Map of the results of the 2022 Havering London Borough Council election. Conservatives in blue, Havering Residents Association in dark green, Independent Residents Group in grey, Labour in red.
The 2022 election took place under new election boundaries, which increased the number of councillors to 55. The Conservatives remained the largest party and the council remained under no overall control. After weeks of negotiations, Conservative leader Damian White was replaced by HRA leader Ray Morgon on 25 May as Leader of the Council in a coalition with Labour.[1]
The thirty-two London boroughs were established in 1965 by the London Government Act 1963. They are the principal authorities in Greater London and have responsibilities including education, housing, planning, highways, social services, libraries, recreation, waste, environmental health and revenue collection. Some of the powers are shared with the Greater London Authority, which also manages passenger transport, police and fire.[2]
In the most recent elections in 2018, the Conservatives won 25 seats with 37.1%; the HRA won 17 seats with the one elected Harold Hill Independent Party winning one councillor who joined the HRA's group; and the Labour Party and independent residents won five seats each. The only councillor elected as an independent, Michael Deon-Burton for South Hornchurch, joined the Conservative group later in May 2021 and was named as deputy mayor of the council.[3] The result was the only hung council in Greater London.[4] The Harold Wood Residents Association, independent of the Havering Residents Association, formed a governing agreement with the Conservative Party on the night of the 2018 election.[5] The Conservative councillor Damian White, who had served as deputy leader of the council from 2014 to 2018, was made leader of the council following the election.[6]
A residents' association councillor for Cranham ward, Clarence Barrett, died in March 2019.[7] A by-election was held to fill his seat in May 2019, which was won by the residents' association candidate Linda van den Hende.[8] In May 2019, a residents' association councillor for Elm Park, Sally Miller, defected to the Conservative Party.[9]
Along with most other London boroughs, Havering was subject to a boundary review ahead of the 2022 election.

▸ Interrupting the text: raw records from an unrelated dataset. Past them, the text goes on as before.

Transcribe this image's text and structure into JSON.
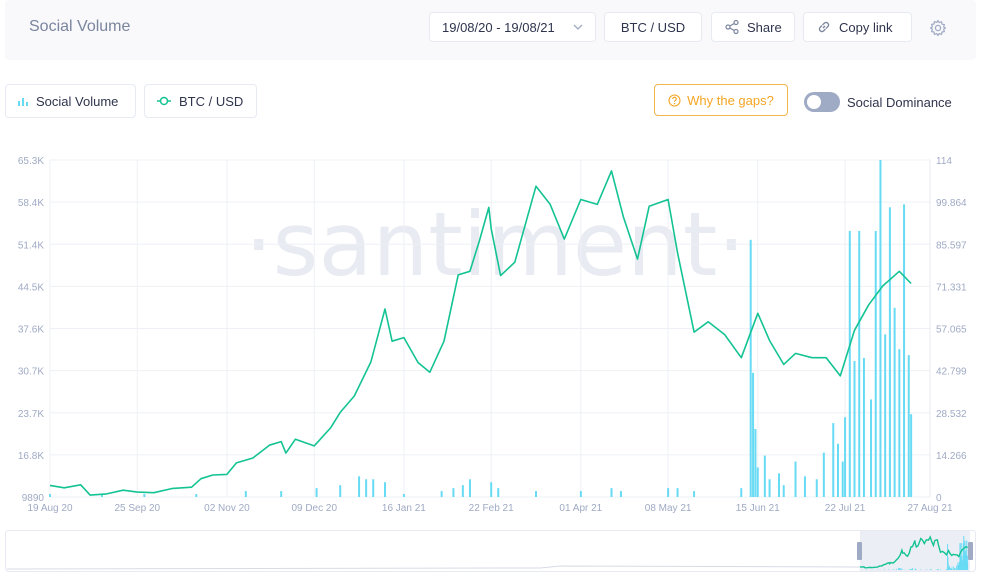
{
  "header": {
    "title": "Social Volume",
    "date_range": "19/08/20 - 19/08/21",
    "pair_label": "BTC / USD",
    "share_label": "Share",
    "copy_link_label": "Copy link"
  },
  "metrics": {
    "social_volume_label": "Social Volume",
    "btc_label": "BTC / USD",
    "gaps_label": "Why the gaps?",
    "dominance_label": "Social Dominance"
  },
  "colors": {
    "price_line": "#14c393",
    "volume_bars": "#68dbf4",
    "warning": "#f4a523",
    "watermark": "#e9ebf3"
  },
  "watermark": "·santiment·",
  "chart_data": {
    "type": "line",
    "x_ticks": [
      "19 Aug 20",
      "25 Sep 20",
      "02 Nov 20",
      "09 Dec 20",
      "16 Jan 21",
      "22 Feb 21",
      "01 Apr 21",
      "08 May 21",
      "15 Jun 21",
      "22 Jul 21",
      "27 Aug 21"
    ],
    "left_axis_ticks": [
      "65.3K",
      "58.4K",
      "51.4K",
      "44.5K",
      "37.6K",
      "30.7K",
      "23.7K",
      "16.8K",
      "9890"
    ],
    "right_axis_ticks": [
      "114",
      "99.864",
      "85.597",
      "71.331",
      "57.065",
      "42.799",
      "28.532",
      "14.266",
      "0"
    ],
    "left_ylim": [
      9890,
      65300
    ],
    "right_ylim": [
      0,
      114
    ],
    "series": [
      {
        "name": "BTC / USD",
        "axis": "left",
        "style": "line",
        "points": [
          [
            "19 Aug 20",
            11800
          ],
          [
            "25 Aug 20",
            11400
          ],
          [
            "01 Sep 20",
            11900
          ],
          [
            "05 Sep 20",
            10200
          ],
          [
            "12 Sep 20",
            10400
          ],
          [
            "19 Sep 20",
            11000
          ],
          [
            "25 Sep 20",
            10700
          ],
          [
            "02 Oct 20",
            10600
          ],
          [
            "10 Oct 20",
            11300
          ],
          [
            "18 Oct 20",
            11500
          ],
          [
            "22 Oct 20",
            12900
          ],
          [
            "27 Oct 20",
            13500
          ],
          [
            "02 Nov 20",
            13600
          ],
          [
            "06 Nov 20",
            15500
          ],
          [
            "13 Nov 20",
            16300
          ],
          [
            "20 Nov 20",
            18400
          ],
          [
            "25 Nov 20",
            19000
          ],
          [
            "27 Nov 20",
            17100
          ],
          [
            "01 Dec 20",
            19400
          ],
          [
            "09 Dec 20",
            18300
          ],
          [
            "16 Dec 20",
            21300
          ],
          [
            "20 Dec 20",
            23800
          ],
          [
            "26 Dec 20",
            26500
          ],
          [
            "02 Jan 21",
            32100
          ],
          [
            "08 Jan 21",
            40800
          ],
          [
            "11 Jan 21",
            35500
          ],
          [
            "16 Jan 21",
            36100
          ],
          [
            "22 Jan 21",
            32000
          ],
          [
            "27 Jan 21",
            30400
          ],
          [
            "02 Feb 21",
            35500
          ],
          [
            "08 Feb 21",
            46400
          ],
          [
            "13 Feb 21",
            47000
          ],
          [
            "17 Feb 21",
            52000
          ],
          [
            "21 Feb 21",
            57500
          ],
          [
            "22 Feb 21",
            54000
          ],
          [
            "26 Feb 21",
            46300
          ],
          [
            "04 Mar 21",
            48500
          ],
          [
            "13 Mar 21",
            61000
          ],
          [
            "19 Mar 21",
            58000
          ],
          [
            "25 Mar 21",
            52300
          ],
          [
            "01 Apr 21",
            58800
          ],
          [
            "08 Apr 21",
            58000
          ],
          [
            "14 Apr 21",
            63500
          ],
          [
            "19 Apr 21",
            56000
          ],
          [
            "25 Apr 21",
            49000
          ],
          [
            "30 Apr 21",
            57700
          ],
          [
            "08 May 21",
            58800
          ],
          [
            "12 May 21",
            50000
          ],
          [
            "19 May 21",
            37000
          ],
          [
            "25 May 21",
            38700
          ],
          [
            "01 Jun 21",
            36600
          ],
          [
            "08 Jun 21",
            32800
          ],
          [
            "15 Jun 21",
            40100
          ],
          [
            "20 Jun 21",
            35600
          ],
          [
            "26 Jun 21",
            31700
          ],
          [
            "01 Jul 21",
            33500
          ],
          [
            "08 Jul 21",
            32800
          ],
          [
            "14 Jul 21",
            32800
          ],
          [
            "20 Jul 21",
            29800
          ],
          [
            "26 Jul 21",
            37300
          ],
          [
            "01 Aug 21",
            41500
          ],
          [
            "07 Aug 21",
            44600
          ],
          [
            "14 Aug 21",
            47000
          ],
          [
            "19 Aug 21",
            45000
          ]
        ]
      },
      {
        "name": "Social Volume",
        "axis": "right",
        "style": "bar",
        "points": [
          [
            "19 Aug 20",
            1
          ],
          [
            "10 Sep 20",
            1
          ],
          [
            "28 Sep 20",
            1
          ],
          [
            "20 Oct 20",
            1
          ],
          [
            "10 Nov 20",
            2
          ],
          [
            "25 Nov 20",
            2
          ],
          [
            "10 Dec 20",
            3
          ],
          [
            "20 Dec 20",
            4
          ],
          [
            "28 Dec 20",
            7
          ],
          [
            "31 Dec 20",
            6
          ],
          [
            "03 Jan 21",
            6
          ],
          [
            "08 Jan 21",
            5
          ],
          [
            "16 Jan 21",
            1
          ],
          [
            "01 Feb 21",
            2
          ],
          [
            "06 Feb 21",
            3
          ],
          [
            "10 Feb 21",
            4
          ],
          [
            "13 Feb 21",
            6
          ],
          [
            "22 Feb 21",
            5
          ],
          [
            "25 Feb 21",
            3
          ],
          [
            "13 Mar 21",
            2
          ],
          [
            "01 Apr 21",
            2
          ],
          [
            "14 Apr 21",
            3
          ],
          [
            "18 Apr 21",
            2
          ],
          [
            "08 May 21",
            3
          ],
          [
            "12 May 21",
            3
          ],
          [
            "19 May 21",
            2
          ],
          [
            "08 Jun 21",
            3
          ],
          [
            "12 Jun 21",
            87
          ],
          [
            "13 Jun 21",
            42
          ],
          [
            "14 Jun 21",
            23
          ],
          [
            "15 Jun 21",
            10
          ],
          [
            "18 Jun 21",
            14
          ],
          [
            "20 Jun 21",
            6
          ],
          [
            "24 Jun 21",
            8
          ],
          [
            "26 Jun 21",
            4
          ],
          [
            "01 Jul 21",
            12
          ],
          [
            "05 Jul 21",
            7
          ],
          [
            "10 Jul 21",
            6
          ],
          [
            "13 Jul 21",
            15
          ],
          [
            "17 Jul 21",
            25
          ],
          [
            "19 Jul 21",
            18
          ],
          [
            "21 Jul 21",
            12
          ],
          [
            "22 Jul 21",
            27
          ],
          [
            "24 Jul 21",
            90
          ],
          [
            "26 Jul 21",
            46
          ],
          [
            "28 Jul 21",
            90
          ],
          [
            "30 Jul 21",
            47
          ],
          [
            "02 Aug 21",
            33
          ],
          [
            "04 Aug 21",
            90
          ],
          [
            "06 Aug 21",
            114
          ],
          [
            "08 Aug 21",
            55
          ],
          [
            "10 Aug 21",
            98
          ],
          [
            "12 Aug 21",
            64
          ],
          [
            "14 Aug 21",
            50
          ],
          [
            "16 Aug 21",
            99
          ],
          [
            "18 Aug 21",
            48
          ],
          [
            "19 Aug 21",
            28
          ]
        ]
      }
    ],
    "grid": true,
    "legend": "top-left"
  }
}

The Local Government Boundary Commission for England (LGBCE) concluded that the council should have fifty-five councillors, an increase of one, and produced new election boundaries following a period of consultation.[10] The Conservative councillor Bob Perry left his party after revealing he had secretly recorded a Conservative group meeting discussing ways to design election boundaries to be advantageous to them.[11] In response, the LGBCE extended the period of consultation and made changes to planned ward boundaries.[10] A three-member panel including two Conservative councillors and the independent councillor Linda Van der Hende was convened to decide whether to investigate the Conservative group leader, Damian White, over claims he had tried to gerrymander election boundaries for political gain. Reporters and the public were blocked from attending the meeting. The Conservative panel members voted to discard the complaints, against the advice of the council's director of law and governance, on the grounds that they were submitted more than ninety days after the recording had been made, even though they had been submitted shortly after the recording was published.[12]
Keith Prince, the member of the London Assembly for the area, announced he was standing as a Conservative candidate in the council election.[13] Carol Perry announced she would stand for the Havering Residents Association in the same ward as the Conservative group leader who her husband Bob Perry had recorded saying that the council chief executive had let him affect the council's submission for new election boundaires so they would be "really politically advantageous".[14]

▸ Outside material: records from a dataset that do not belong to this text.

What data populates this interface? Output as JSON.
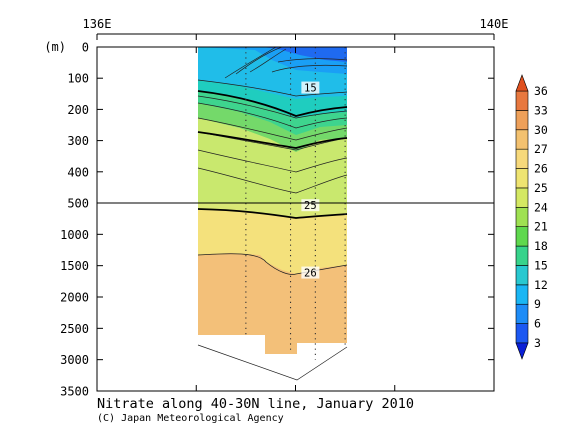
{
  "chart_data": {
    "type": "heatmap",
    "title": "Nitrate along 40-30N line, January 2010",
    "credit": "(C) Japan Meteorological Agency",
    "ylabel": "(m)",
    "x_ticks": [
      "136E",
      "140E"
    ],
    "x_range": [
      136,
      140
    ],
    "y_ticks_upper": [
      0,
      100,
      200,
      300,
      400,
      500
    ],
    "y_ticks_lower": [
      1000,
      1500,
      2000,
      2500,
      3000,
      3500
    ],
    "y_break": 500,
    "colorbar": {
      "levels": [
        3,
        6,
        9,
        12,
        15,
        18,
        21,
        24,
        25,
        26,
        27,
        30,
        33,
        36
      ],
      "colors": [
        "#0a1fd6",
        "#1c58f2",
        "#1e8cf7",
        "#1ab6f4",
        "#28c8d0",
        "#37d38b",
        "#5fd84e",
        "#9fe152",
        "#d4e863",
        "#efe471",
        "#f7d97b",
        "#f3c16f",
        "#eea05a",
        "#e8783f",
        "#e0501e"
      ]
    },
    "contour_labels": [
      {
        "value": "15",
        "x": 138.15,
        "depth": 130
      },
      {
        "value": "25",
        "x": 138.15,
        "depth": 535
      },
      {
        "value": "26",
        "x": 138.15,
        "depth": 1610
      }
    ],
    "stations": [
      137.5,
      137.95,
      138.2,
      138.5
    ],
    "section_x_range": [
      137.5,
      138.5
    ]
  }
}
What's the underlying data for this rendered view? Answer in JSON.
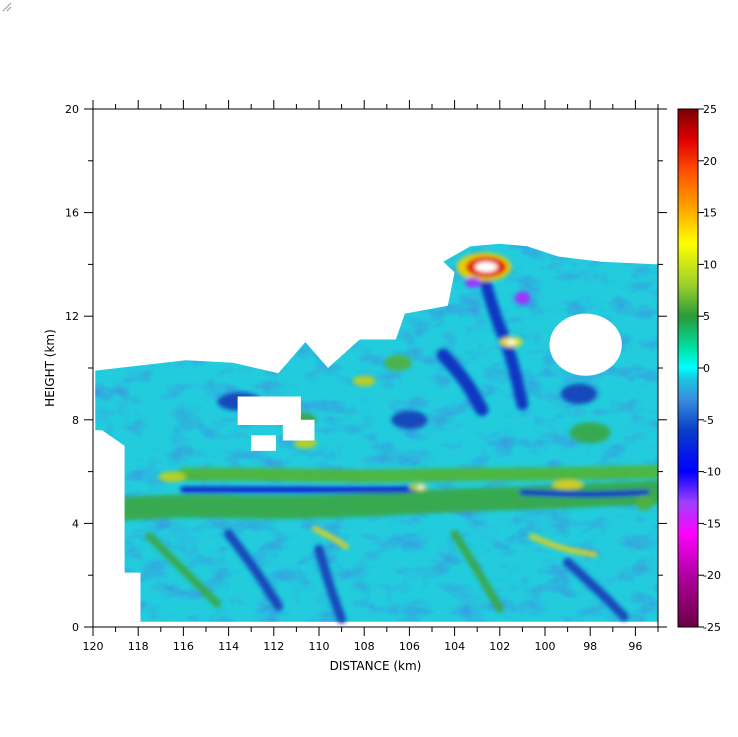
{
  "chart_data": {
    "type": "heatmap",
    "title": "",
    "xlabel": "DISTANCE (km)",
    "ylabel": "HEIGHT (km)",
    "xlim": [
      120,
      95
    ],
    "ylim": [
      0,
      20
    ],
    "x_ticks": [
      120,
      118,
      116,
      114,
      112,
      110,
      108,
      106,
      104,
      102,
      100,
      98,
      96
    ],
    "y_ticks": [
      0,
      4,
      8,
      12,
      16,
      20
    ],
    "colorbar": {
      "range": [
        -25,
        25
      ],
      "ticks": [
        25,
        20,
        15,
        10,
        5,
        0,
        -5,
        -10,
        -15,
        -20,
        -25
      ],
      "stops": [
        {
          "value": -25,
          "color": "#6a0040"
        },
        {
          "value": -20,
          "color": "#b000a0"
        },
        {
          "value": -16,
          "color": "#ff00ff"
        },
        {
          "value": -13,
          "color": "#a040ff"
        },
        {
          "value": -10,
          "color": "#0000ff"
        },
        {
          "value": -6,
          "color": "#0a3ec8"
        },
        {
          "value": -3,
          "color": "#3a8ee0"
        },
        {
          "value": -1,
          "color": "#16c8e0"
        },
        {
          "value": 0,
          "color": "#00ffff"
        },
        {
          "value": 2,
          "color": "#00e0a0"
        },
        {
          "value": 5,
          "color": "#2a9a3a"
        },
        {
          "value": 8,
          "color": "#9ad02a"
        },
        {
          "value": 12,
          "color": "#ffff00"
        },
        {
          "value": 15,
          "color": "#ffb000"
        },
        {
          "value": 19,
          "color": "#ff5000"
        },
        {
          "value": 22,
          "color": "#e00000"
        },
        {
          "value": 25,
          "color": "#7a0000"
        }
      ]
    },
    "field_regions": [
      {
        "name": "main-echo",
        "value": 0,
        "color": "#22ccdd",
        "points": [
          [
            119.9,
            0.8
          ],
          [
            119.9,
            9.9
          ],
          [
            115.9,
            10.3
          ],
          [
            113.8,
            10.2
          ],
          [
            111.8,
            9.8
          ],
          [
            110.6,
            11.0
          ],
          [
            109.6,
            10.0
          ],
          [
            108.2,
            11.1
          ],
          [
            106.6,
            11.1
          ],
          [
            106.2,
            12.1
          ],
          [
            104.3,
            12.4
          ],
          [
            104.0,
            13.7
          ],
          [
            104.5,
            14.1
          ],
          [
            103.3,
            14.7
          ],
          [
            102.0,
            14.8
          ],
          [
            100.8,
            14.7
          ],
          [
            99.4,
            14.3
          ],
          [
            97.5,
            14.1
          ],
          [
            95.0,
            14.0
          ],
          [
            95.0,
            0.2
          ],
          [
            118.3,
            0.2
          ],
          [
            118.4,
            0.9
          ]
        ]
      }
    ],
    "field_features": [
      {
        "kind": "band",
        "value": 6,
        "color": "#3aa84a",
        "width_km": 0.9,
        "points": [
          [
            119.8,
            4.5
          ],
          [
            116,
            4.7
          ],
          [
            112,
            4.6
          ],
          [
            108,
            4.7
          ],
          [
            104,
            4.9
          ],
          [
            100,
            5.0
          ],
          [
            95,
            5.2
          ]
        ]
      },
      {
        "kind": "band",
        "value": 6,
        "color": "#4fb53a",
        "width_km": 0.5,
        "points": [
          [
            116,
            5.9
          ],
          [
            112,
            5.9
          ],
          [
            108,
            5.8
          ],
          [
            104,
            5.9
          ],
          [
            100,
            5.9
          ],
          [
            95,
            6.0
          ]
        ]
      },
      {
        "kind": "band",
        "value": -9,
        "color": "#1020d0",
        "width_km": 0.25,
        "points": [
          [
            116,
            5.3
          ],
          [
            112,
            5.3
          ],
          [
            108.5,
            5.3
          ],
          [
            106,
            5.3
          ],
          [
            105.5,
            5.4
          ]
        ]
      },
      {
        "kind": "band",
        "value": -9,
        "color": "#1020d0",
        "width_km": 0.22,
        "points": [
          [
            101,
            5.2
          ],
          [
            98,
            5.1
          ],
          [
            95.5,
            5.2
          ]
        ]
      },
      {
        "kind": "band",
        "value": 11,
        "color": "#e0d020",
        "width_km": 0.2,
        "points": [
          [
            110.2,
            3.8
          ],
          [
            109.3,
            3.4
          ],
          [
            108.8,
            3.1
          ]
        ]
      },
      {
        "kind": "band",
        "value": 11,
        "color": "#e0d020",
        "width_km": 0.2,
        "points": [
          [
            100.6,
            3.5
          ],
          [
            99.2,
            3.0
          ],
          [
            97.8,
            2.8
          ]
        ]
      },
      {
        "kind": "band",
        "value": -6,
        "color": "#1840b8",
        "width_km": 0.35,
        "points": [
          [
            114,
            3.6
          ],
          [
            112.8,
            2.2
          ],
          [
            111.8,
            0.8
          ]
        ]
      },
      {
        "kind": "band",
        "value": -6,
        "color": "#1840b8",
        "width_km": 0.35,
        "points": [
          [
            110,
            3.0
          ],
          [
            109.5,
            1.5
          ],
          [
            109,
            0.3
          ]
        ]
      },
      {
        "kind": "band",
        "value": -6,
        "color": "#1840b8",
        "width_km": 0.35,
        "points": [
          [
            99,
            2.5
          ],
          [
            97.5,
            1.3
          ],
          [
            96.5,
            0.4
          ]
        ]
      },
      {
        "kind": "band",
        "value": 4,
        "color": "#3aa84a",
        "width_km": 0.3,
        "points": [
          [
            117.5,
            3.5
          ],
          [
            116,
            2.2
          ],
          [
            114.5,
            0.9
          ]
        ]
      },
      {
        "kind": "band",
        "value": 4,
        "color": "#3aa84a",
        "width_km": 0.3,
        "points": [
          [
            104,
            3.6
          ],
          [
            103,
            2.2
          ],
          [
            102,
            0.7
          ]
        ]
      },
      {
        "kind": "band",
        "value": -8,
        "color": "#1030c0",
        "width_km": 0.45,
        "points": [
          [
            102.8,
            13.8
          ],
          [
            102.2,
            12.0
          ],
          [
            101.5,
            10.5
          ],
          [
            101.0,
            8.6
          ]
        ]
      },
      {
        "kind": "band",
        "value": -8,
        "color": "#1030c0",
        "width_km": 0.5,
        "points": [
          [
            104.5,
            10.5
          ],
          [
            103.5,
            9.5
          ],
          [
            102.8,
            8.4
          ]
        ]
      },
      {
        "kind": "blob",
        "value": 14,
        "color": "#f0d000",
        "x": 102.7,
        "y": 13.9,
        "rx_km": 1.2,
        "ry_km": 0.55
      },
      {
        "kind": "blob",
        "value": 20,
        "color": "#e02000",
        "x": 102.6,
        "y": 13.9,
        "rx_km": 0.9,
        "ry_km": 0.4
      },
      {
        "kind": "blob",
        "value": 12,
        "color": "#f0e000",
        "x": 101.5,
        "y": 11.0,
        "rx_km": 0.5,
        "ry_km": 0.2
      },
      {
        "kind": "blob",
        "value": -13,
        "color": "#a030ff",
        "x": 101.0,
        "y": 12.7,
        "rx_km": 0.35,
        "ry_km": 0.25
      },
      {
        "kind": "blob",
        "value": -13,
        "color": "#a030ff",
        "x": 103.2,
        "y": 13.3,
        "rx_km": 0.35,
        "ry_km": 0.2
      },
      {
        "kind": "blob",
        "value": 9,
        "color": "#c0d020",
        "x": 108.0,
        "y": 9.5,
        "rx_km": 0.5,
        "ry_km": 0.2
      },
      {
        "kind": "blob",
        "value": 9,
        "color": "#c0d020",
        "x": 110.6,
        "y": 7.1,
        "rx_km": 0.5,
        "ry_km": 0.2
      },
      {
        "kind": "blob",
        "value": 9,
        "color": "#c0d020",
        "x": 116.5,
        "y": 5.8,
        "rx_km": 0.6,
        "ry_km": 0.2
      },
      {
        "kind": "blob",
        "value": 9,
        "color": "#c0d020",
        "x": 105.6,
        "y": 5.4,
        "rx_km": 0.4,
        "ry_km": 0.15
      },
      {
        "kind": "blob",
        "value": 7,
        "color": "#50b040",
        "x": 106.5,
        "y": 10.2,
        "rx_km": 0.6,
        "ry_km": 0.3
      },
      {
        "kind": "blob",
        "value": -6,
        "color": "#1840b8",
        "x": 113.5,
        "y": 8.7,
        "rx_km": 1.0,
        "ry_km": 0.35
      },
      {
        "kind": "blob",
        "value": -6,
        "color": "#1840b8",
        "x": 106.0,
        "y": 8.0,
        "rx_km": 0.8,
        "ry_km": 0.35
      },
      {
        "kind": "blob",
        "value": -6,
        "color": "#1840b8",
        "x": 98.5,
        "y": 9.0,
        "rx_km": 0.8,
        "ry_km": 0.4
      },
      {
        "kind": "blob",
        "value": 5,
        "color": "#3aa84a",
        "x": 98.0,
        "y": 7.5,
        "rx_km": 0.9,
        "ry_km": 0.4
      },
      {
        "kind": "blob",
        "value": 5,
        "color": "#3aa84a",
        "x": 111.0,
        "y": 8.0,
        "rx_km": 0.9,
        "ry_km": 0.3
      },
      {
        "kind": "blob",
        "value": 10,
        "color": "#d8d020",
        "x": 99.0,
        "y": 5.5,
        "rx_km": 0.7,
        "ry_km": 0.18
      },
      {
        "kind": "blob",
        "value": 7,
        "color": "#50b040",
        "x": 95.6,
        "y": 4.8,
        "rx_km": 0.4,
        "ry_km": 0.3
      }
    ],
    "gaps": [
      {
        "kind": "rect",
        "points": [
          [
            113.6,
            7.8
          ],
          [
            110.8,
            8.9
          ]
        ]
      },
      {
        "kind": "rect",
        "points": [
          [
            111.6,
            7.2
          ],
          [
            110.2,
            8.0
          ]
        ]
      },
      {
        "kind": "rect",
        "points": [
          [
            113.0,
            6.8
          ],
          [
            111.9,
            7.4
          ]
        ]
      },
      {
        "kind": "ellipse",
        "x": 98.2,
        "y": 10.9,
        "rx_km": 1.6,
        "ry_km": 1.2
      },
      {
        "kind": "polygon",
        "points": [
          [
            120.0,
            7.6
          ],
          [
            119.6,
            7.6
          ],
          [
            118.6,
            7.0
          ],
          [
            118.6,
            2.1
          ],
          [
            117.9,
            2.1
          ],
          [
            117.9,
            0.2
          ],
          [
            120.0,
            0.2
          ]
        ]
      }
    ]
  }
}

In March 2022, the council asked all staff to consider voluntary redundancy, aiming to remove 400 staff roles. The trade union Unison and some councillors and local residents criticised the decision, saying that current staffing levels already meant long delays before getting a response from council staff, including one resident who waited three weeks for exposed asbestos to be removed.[15]
Havering, as is the case for all London borough councils, elects all of its councillors at once every four years, with the previous election having taken place in 2018. The election took place by multi-member first-past-the-post voting, with each ward being represented by two or three councillors. Electors have as many votes as there are councillors to be elected in their ward, with the top two or three being elected.
All registered electors (British, Irish, Commonwealth and European Union citizens) living in London aged 18 or over were entitled to vote in the election. People who live at two addresses in different councils, such as university students with different term-time and holiday addresses, were entitled to be registered for and vote in elections in both local authorities.[16] Voting in-person at polling stations took place from 7:00 to 22:00 on election day, and voters were able to apply for postal votes or proxy votes in advance of the election.[16]